I have decided to say simply that I am a gardener as opposed to an organic one and to call those who use artificial additives-petrolchemical gardener/farmer.
Perhaps its time to get back to basics and stop calling ourselves permies or organic gardeners, but calling it how it is- if you arent using organic methods then you are infact a petrochemical gardener.
Does anybody really mind if somebody makes a living doing something good?
If on the other hand it goes to the extreme where, say, a corporation makes an obscene amount of profit and to the detriment of others then of course thats not right.
But that is not likely to ever happen simply because you'd be sharing your surpluses.
I sort of like when people make up words, in an attempt to define, or redefine, what they are saying. Especially when a word has suffered "drift". I.e. doesn't really mean what it used to mean.
A pet peeve of mine is reforestation. To me, it isn't reforestation, if the end result is not a forest. Simple, clear, and it deals with the real issue. It isn't replanting a forest that is hard, it is keeping that replanted forest from being clear cut and turned back into pasture.
My view is pretty simple, take what you need, leave the rest. I over plant everything, and so I enjoy birds, animals and neighbors who are more than willing to share in my abundance, and contribute to it too. Birds drop seeds, neighbors give me plants, and even help round up lose livestock at times.
Perhaps my words is peace. At peace with nature, my neighbors and myself. Sorry Paul, I already claimed it. Having yammerschooners (another great word, Darwin came up with it during his trip on the Beagel) bothering me doesn't make me peaceful, but I love good neighbors. But, if a neighbor only takes and doesn't help, pretty soon, they aren't part of my "community". I get perturbed too when the birds aren't leaving any figs for me, like they are now. Oh well, I can net a few, or honestly, I am not all that fond of figs anyway...

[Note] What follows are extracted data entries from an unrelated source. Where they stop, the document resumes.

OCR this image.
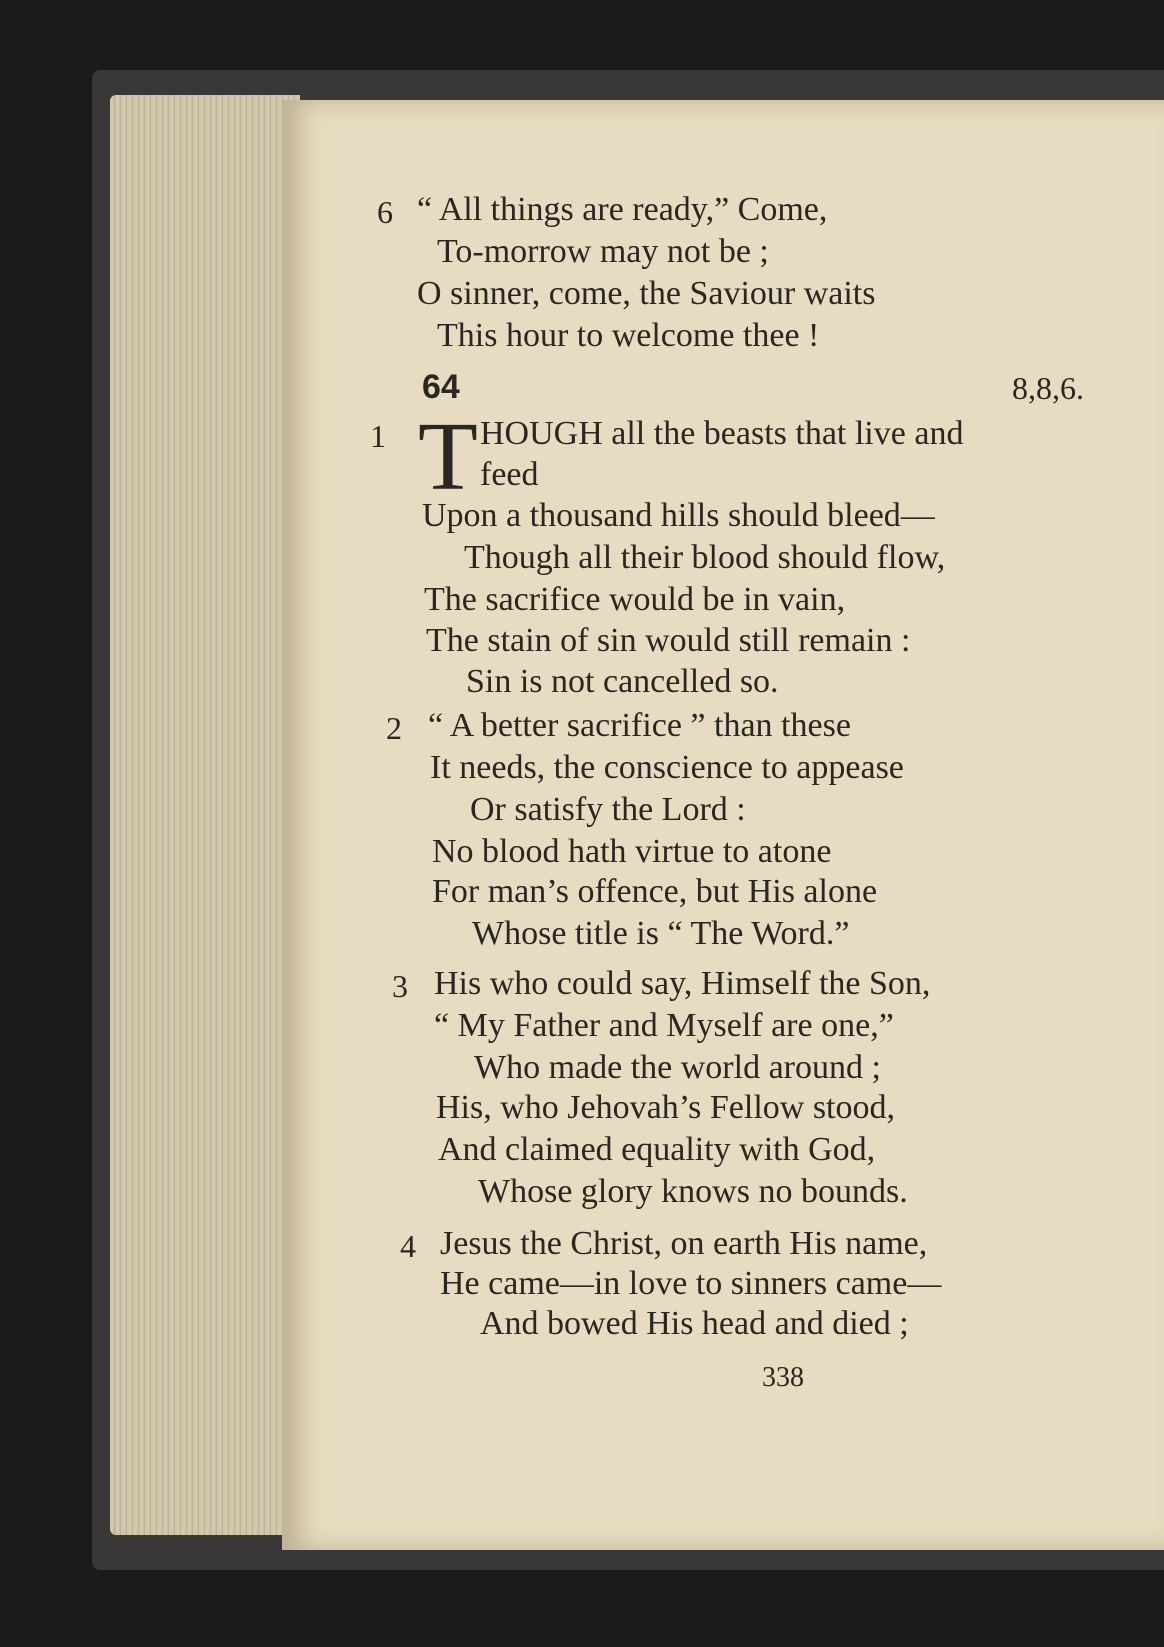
6 “ All things are ready,” Come,
To-morrow may not be ;
O sinner, come, the Saviour waits
This hour to welcome thee !
64	8,8,6.
1 T HOUGH all the beasts that live and
feed
Upon a thousand hills should bleed—
Though all their blood should flow,
The sacrifice would be in vain,
The stain of sin would still remain :
Sin is not cancelled so.
2 “ A better sacrifice ” than these
It needs, the conscience to appease
Or satisfy the Lord :
No blood hath virtue to atone
For man’s offence, but His alone
Whose title is “ The Word.”
3 His who could say, Himself the Son,
“ My Father and Myself are one,”
Who made the world around ;
His, who Jehovah’s Fellow stood,
And claimed equality with God,
Whose glory knows no bounds.
4 Jesus the Christ, on earth His name,
He came—in love to sinners came—
And bowed His head and died ;
338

Back in my early days of gardening, I would obsess about how much yield I got per plant, trying for optimum production. Well, the higher the number, the more work. Honestly, it is easier just to plant a few more tomatoes than try to get each one to do their level best...
I don't like filling my days with conflict. Not on forums, not in person, not in business and definitely, not in my food production. So, you can have symbiculture, and the fight between it and permaculture. I am going with "A peaceful life".
Ummmmm, Ummmmmm, Ummmmm, time to examine my navel or something...
Paul what about you teaming up with Jack Spirko and bring your idea of permaculture into the AgriTrue ideas. AgriTrue kinda says it all. Truth in Agriculture and thats my idea of what permaculture should be. http://www.agritrue.com
Yes, I've visited with Jack several times about AgriTrue. Not only have I interviewed Jack in one podcast about it, but I've mentioned it more than once. I think AgriTrue is excellent.
AgriTrue certainly solves an aspect of how the organic label is weak, and we need to educate the consumers and farmers of a spectrum.
AgriTrue covers the final product quality for food. Permaculture/Symbiculture covers how you get there.
I also think that Symbiculture includes community health. And the moment it takes that step, we are talking about the choreography between 20 buckets of psychology. Therefore, 95% of Symbiculture is how to get 20 people to live on the same piece of land without anybody suffering from stab wounds. That sort of thing is not covered in AgriTrue.